Strength, limitations, and future directions

The use of FGD was a strength of this study which explored divergent and convergent data. Using inductive thematic analysis was also appropriate as it raised the voices of the patients in their own words and context. Despite the important contributions of the current study, it is not without limitations. The participants were recruited in the cosmopolitan capital city of Abuja. The experiences of participants may portray the lives of people living in urban metropolises and not the experiences of people living in rural parts of Nigeria. Abuja metropolis also has a functional publicly funded oncology care center. Accessing treatment may in fact be more difficult for people in rural areas. It is important to note that the current participants are part of a cancer support group. Given the shared social support and resources available to them, their experience of life after cancer would likely not mirror the experiences of people that are not part of any cancer support group. Additionally, there was a wide variation among participants regarding the time from diagnosis to the time of the study. This may mean that short-term and long-term experiences living with the condition are muddled up.
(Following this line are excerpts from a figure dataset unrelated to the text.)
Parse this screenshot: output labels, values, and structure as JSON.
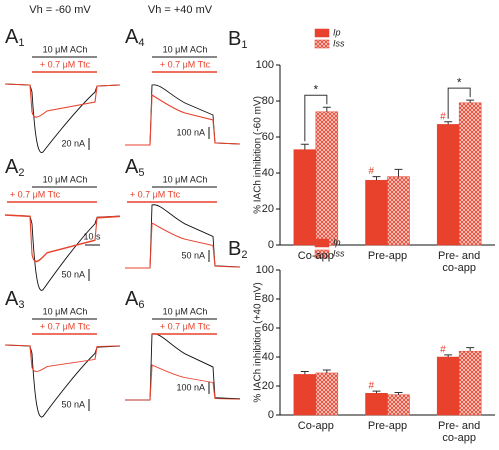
{
  "traces": {
    "holding": [
      "Vh = -60 mV",
      "Vh = +40 mV"
    ],
    "time_scale": "10 s",
    "panels": [
      {
        "letter": "A",
        "sub": "1",
        "ach": "10 μM ACh",
        "ttc": "+ 0.7 μM Ttc",
        "scale": "20 nA"
      },
      {
        "letter": "A",
        "sub": "2",
        "ach": "10 μM ACh",
        "ttc": "+ 0.7 μM Ttc",
        "scale": "50 nA"
      },
      {
        "letter": "A",
        "sub": "3",
        "ach": "10 μM ACh",
        "ttc": "+ 0.7 μM Ttc",
        "scale": "50 nA"
      },
      {
        "letter": "A",
        "sub": "4",
        "ach": "10 μM ACh",
        "ttc": "+ 0.7 μM Ttc",
        "scale": "100 nA"
      },
      {
        "letter": "A",
        "sub": "5",
        "ach": "10 μM ACh",
        "ttc": "+ 0.7 μM Ttc",
        "scale": "50 nA"
      },
      {
        "letter": "A",
        "sub": "6",
        "ach": "10 μM ACh",
        "ttc": "+ 0.7 μM Ttc",
        "scale": "100 nA"
      }
    ]
  },
  "chart_data": [
    {
      "type": "bar",
      "letter": "B",
      "sub": "1",
      "ylabel": "% IACh inhibition (-60 mV)",
      "categories": [
        "Co-app",
        "Pre-app",
        "Pre- and co-app"
      ],
      "series": [
        {
          "name": "Ip",
          "color": "#e8412c",
          "values": [
            53,
            36,
            67
          ],
          "errors": [
            3,
            2,
            1.5
          ]
        },
        {
          "name": "Iss",
          "color": "#e8412c",
          "pattern": "hatch",
          "values": [
            74,
            38,
            79
          ],
          "errors": [
            2.5,
            4,
            1.5
          ]
        }
      ],
      "ylim": [
        0,
        100
      ],
      "yticks": [
        0,
        20,
        40,
        60,
        80,
        100
      ],
      "significance": "*",
      "versus_coapp": "#"
    },
    {
      "type": "bar",
      "letter": "B",
      "sub": "2",
      "ylabel": "% IACh inhibition (+40 mV)",
      "categories": [
        "Co-app",
        "Pre-app",
        "Pre- and co-app"
      ],
      "series": [
        {
          "name": "Ip",
          "color": "#e8412c",
          "values": [
            28,
            15,
            40
          ],
          "errors": [
            2,
            1.5,
            1.5
          ]
        },
        {
          "name": "Iss",
          "color": "#e8412c",
          "pattern": "hatch",
          "values": [
            29,
            14,
            44
          ],
          "errors": [
            2,
            1.5,
            2.5
          ]
        }
      ],
      "ylim": [
        0,
        100
      ],
      "yticks": [
        0,
        20,
        40,
        60,
        80,
        100
      ],
      "versus_coapp": "#"
    }
  ]
}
However, both long- and short-term experiences are valid, and we do not think that they influenced the lessons learned from the experiences. The findings reflect the experiences of BC survivors and may not be generalizable to survivors of other types of cancer. Future studies should explore the experiences of survivors with other cancer types in comparison with BC survivors.

Conclusion

The burden of BC is devastating and increasing in Nigeria. BC survivors in Nigeria are faced with navigating both the limited treatment facilities that contribute to poor prognosis and coping with personal challenges that arise from being diagnosed with BC. While some patients intentionally conceal their diagnosis as a strategy for navigating BC treatment and care outside the scrutiny of family and friends, others accept their diagnosis and factor it into their lifestyles and relationships with others (i.e., families, co-workers, and friends). Better BC healthcare systems are needed to improve BC-related outcomes for Nigerians. Family and community support systems should also be strengthened to assist BC patients in navigating their care plans. Nigeria’s new National Cancer Control Plan should be integrated into the federal budget to ensure it is funded for improved BC cancer control in Nigeria.